Question

A pendulum with a bob of mass m is oscillating on either side from its resting position A between the extremes B or C at a vertical height h above A. What is the kinetic energy k and potential energy U when the pendulum is at B.
A) K=0; U=mgh
B) K=0; U=-mgh
C) K=mgh; U=0
D) K=0; U=0

Answer 1

Hint: If we swing a pendulum from its resting position we observe a to and fro motion. This to and fro motion is harmonious i.e. The pendulum covers equal distances on both sides. This is known as simple harmonic motion. We have to find out the potential and kinetic energy of the pendulum moving in either extremes at a certain time.

Formula used:
The formula for kinetic energy and potential energy is given below:-
$K.E = \dfrac{1}{2}m{v^2}$;
Where:
K.E = Kinetic Energy;
m = Mass of the pendulum;
v = Velocity of the pendulum
Potential Energy is given by:-
$U = mgh$;
Where:
U = Potential Energy
m = Mass of the pendulum
g = acceleration due to gravity (Approx. $10m/{s^2}$)
h = Height.

Complete step by step answer:

Here in this question we have been asked to find out the potential energy and kinetic energy of the pendulum at the extreme position B (see above diagram). At the extreme position of the pendulum the Kinetic energy has to be zero because there would be no velocity of the pendulum.
The velocity of the pendulum would be zero at the extreme point at B. So, the k.E would be $K.E = 0$. Since K.E is Zero we are left with the potential energy.
The potential energy would be P.E = mgh. The bob has mass; hence gravity would act so it tends to move downwards. Hence the direction would be negative. So the Potential Energy would be $P.E= -mgh$.
Therefore,
$K.E=0$;
$P.E= -mgh$;

The correct answer is K=0, U=-mgh. Therefore, Option B is correct.

Additional Information:
The pendulum follows the principle of Simple Harmonic Motion or SHM. The pendulum moves in harmony, that is the movement is linear.
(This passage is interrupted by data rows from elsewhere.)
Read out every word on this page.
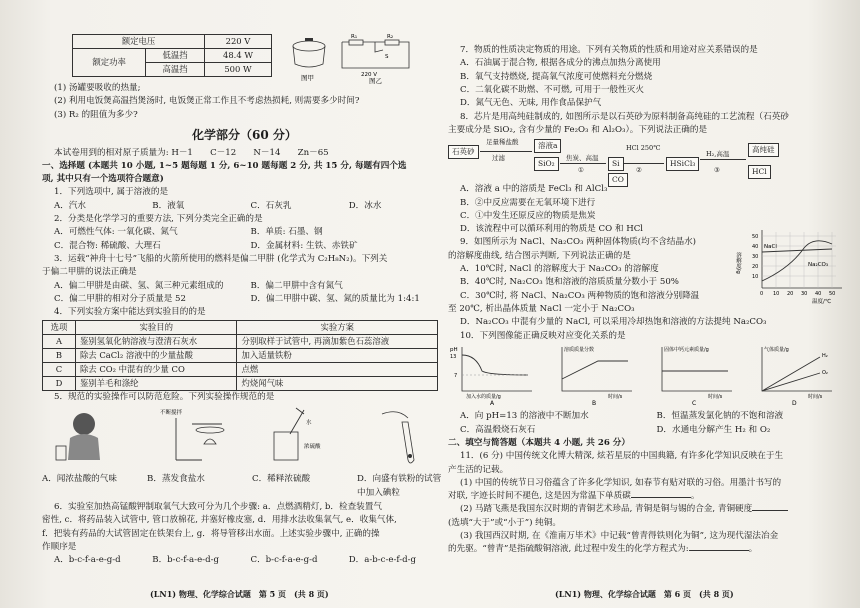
额定电压		220 V
额定功率	低温挡	48.4 W
	高温挡	500 W
图甲
R₁	R₂
S
220 V
图乙

(1) 汤罐要吸收的热量;

(2) 利用电饭煲高温挡煲汤时, 电饭煲正常工作且不考虑热损耗, 则需要多少时间?

(3) R₂ 的阻值为多少?

化学部分（60 分）

本试卷用到的相对原子质量为: H－1　　C－12　　N－14　　Zn－65

一、选择题 (本题共 10 小题, 1~5 题每题 1 分, 6~10 题每题 2 分, 共 15 分, 每题有四个选

项, 其中只有一个选项符合题意)

1．下列选项中, 属于溶液的是

A．汽水	B．液氧	C．石灰乳	D．冰水

2．分类是化学学习的重要方法, 下列分类完全正确的是

A．可燃性气体: 一氧化碳、氮气	B．单质: 石墨、钢
C．混合物: 稀硫酸、大理石	D．金属材料: 生铁、赤铁矿

3．运载“神舟十七号”飞船的火箭所使用的燃料是偏二甲肼 (化学式为 C₂H₈N₂)。下列关

于偏二甲肼的说法正确是

A．偏二甲肼是由碳、氢、氮三种元素组成的	B．偏二甲肼中含有氮气
C．偏二甲肼的相对分子质量是 52	D．偏二甲肼中碳、氢、氮的质量比为 1:4:1

4．下列实验方案中能达到实验目的的是

选项	实验目的	实验方案
A	鉴别氢氧化钠溶液与澄清石灰水	分别取样于试管中, 再滴加紫色石蕊溶液
B	除去 CaCl₂ 溶液中的少量盐酸	加入适量铁粉
C	除去 CO₂ 中混有的少量 CO	点燃
D	鉴别羊毛和涤纶	灼烧闻气味

5．规范的实验操作可以防范危险。下列实验操作规范的是

不断搅拌
水
浓硫酸
A．闻浓盐酸的气味	B．蒸发食盐水	C．稀释浓硫酸	D．向盛有铁粉的试管中加入碘粒

6．实验室加热高锰酸钾制取氧气大致可分为几个步骤: a．点燃酒精灯, b．检查装置气

密性, c．将药品装入试管中, 管口放棉花, 并塞好橡皮塞, d．用排水法收集氧气, e．收集气体,

f．把装有药品的大试管固定在铁架台上, g．将导管移出水面。上述实验步骤中, 正确的操

作顺序是

A．b-c-f-a-e-g-d	B．b-c-f-a-e-d-g	C．b-c-f-a-e-g-d	D．a-b-c-e-f-d-g

(LN1) 物理、化学综合试题　第 5 页　(共 8 页)

7．物质的性质决定物质的用途。下列有关物质的性质和用途对应关系错误的是

A．石油属于混合物, 根据各成分的沸点加热分离使用

B．氧气支持燃烧, 提高氧气浓度可使燃料充分燃烧

C．二氧化碳不助燃、不可燃, 可用于一般性灭火

D．氮气无色、无味, 用作食品保护气

8．芯片是用高纯硅制成的, 如图所示是以石英砂为原料制备高纯硅的工艺流程（石英砂

主要成分是 SiO₂, 含有少量的 Fe₂O₃ 和 Al₂O₃）。下列说法正确的是

石英砂
足量稀盐酸
过滤
溶液a
SiO₂
焦炭、高温
①
Si
CO
HCl 250℃
②
HSiCl₃
H₂,高温
③
高纯硅
HCl

A．溶液 a 中的溶质是 FeCl₃ 和 AlCl₃

B．②中反应需要在无氧环境下进行

C．①中发生还原反应的物质是焦炭

D．该流程中可以循环利用的物质是 CO 和 HCl

9．如图所示为 NaCl、Na₂CO₃ 两种固体物质(均不含结晶水)

的溶解度曲线, 结合图示判断, 下列说法正确的是

A．10℃时, NaCl 的溶解度大于 Na₂CO₃ 的溶解度

B．40℃时, Na₂CO₃ 饱和溶液的溶质质量分数小于 50%

C．30℃时, 将 NaCl、Na₂CO₃ 两种物质的饱和溶液分别降温

至 20℃, 析出晶体质量 NaCl 一定小于 Na₂CO₃

D．Na₂CO₃ 中混有少量的 NaCl, 可以采用冷却热饱和溶液的方法提纯 Na₂CO₃

NaCl
Na₂CO₃
溶解度/g
50
40
30
20
10
0 10 20 30 40 50
温度/℃

10．下列图像能正确反映对应变化关系的是

pH
13
7
加入水的质量/g
A
溶质质量分数
时间/s
B
固体中钙元素质量/g
时间/s
C
气体质量/g
H₂
O₂
时间/s
D
A．向 pH=13 的溶液中不断加水	B．恒温蒸发氯化钠的不饱和溶液
C．高温煅烧石灰石	D．水通电分解产生 H₂ 和 O₂

二、填空与简答题（本题共 4 小题, 共 26 分）

11．(6 分) 中国传统文化博大精深, 炫若星辰的中国典籍, 有许多化学知识反映在于生

产生活的记载。

(1) 中国的传统节日习俗蕴含了许多化学知识, 如春节有贴对联的习俗。用墨汁书写的

对联, 字迹长时间不褪色, 这是因为常温下单质碳	。

(2) 马踏飞燕是我国东汉时期的青铜艺术珍品, 青铜是铜与锡的合金, 青铜硬度

(选填“大于”或“小于”) 纯铜。

(3) 我国西汉时期, 在《淮南万毕术》中记载“曾青得铁则化为铜”, 这为现代湿法冶金

的先驱。“曾青”是指硫酸铜溶液, 此过程中发生的化学方程式为:	。

(LN1) 物理、化学综合试题　第 6 页　(共 8 页)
The mass does not affect the period of the pendulum. It uses the principle of energy. There is a direct relation between the angle and the velocity of the pendulum.

Note:
Here we have to apply our conceptual knowledge. Here the kinetic energy of the pendulum will be zero because at the extreme point of the pendulum the velocity of it would be zero, so there would be no kinetic energy and only potential energy. The direction of the potential energy would be negative as the direction is downwards. The negative sign is used for showing the direction.